Experimental and Corpus-based Approaches to Ellipsis

Samedi 13 Juillet 2019, 09:00 to 18:00
Organisation: 
Joanna Nykiel (Kyung Hee U.), Philip Miller (U. Paris Diderot) & Jong-Bok Kim (Kyung Hee U.)
Lieu: 

UC Davis Conference Center,
Ballroom A

Keynote Speakers: Anne Abeille (U. Paris-Diderot) and Pranav Anand (UC Santa Cruz)

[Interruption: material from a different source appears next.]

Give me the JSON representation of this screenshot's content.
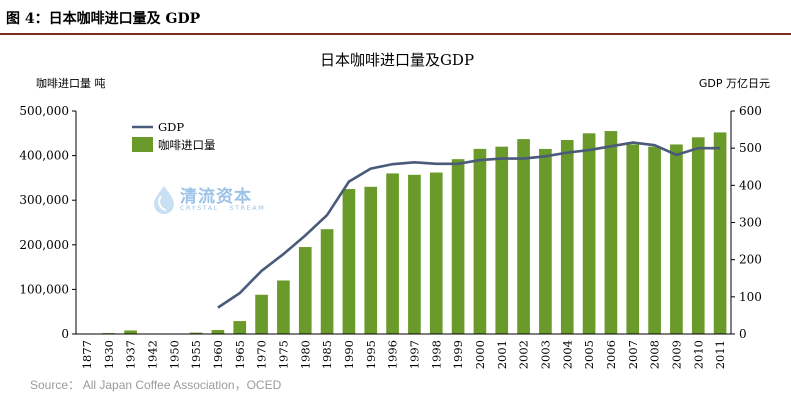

Presentation: Ellipsis is a central phenomenon at the interface between syntax, semantics, phonology and discourse. It has been, and continues to be, the focus of numerous publications. Specifically, a major handbook on the subject has recently been published (van Craenenbroeck & Temmerman 2018). Despite a huge amount of theoretical work (from, e.g., Hankamer & Sag 1976 to current work by Johnson 2001, Merchant 2001, van Craenenbroek 2010) and a long tradition in psycholinguistic experimentation (from Murphy 1985 and Tannnenhaus & Carlson 1990 to current work by Frazier 2013, Kertz 2013, Kim & Runner 2017), major questions remain open, most centrally the question of whether it is necessary to hypothesize the existence of unpronounced syntactic structure at the ellipsis site. The purpose of this conference is to bring together researchers who have been working on elliptical phenomena with special emphasis on methodologies aiming to improve the empirical foundations of the discussion, specifically psycholinguistic experimentation (acceptability and eye-tracking experiments, in particular) and corpus investigations. Contributions will be welcome concerning (i) the specific experimental methodologies being used in psycholinguistics, and how they can be improved to give more reliable and interpretable results; (ii) the way corpus data can be brought to bear on theoretical questions; and (iii) how corpus data can be used to improve the results of psycholinguistic experiments, specifically by increasing the naturalness of the materials by providing new hypotheses. This one-day conference will be held in connection with the 2019 LSA Linguistic Institute and continues the theme initiated by its predecessor during the previous LSA Linguistic Institute.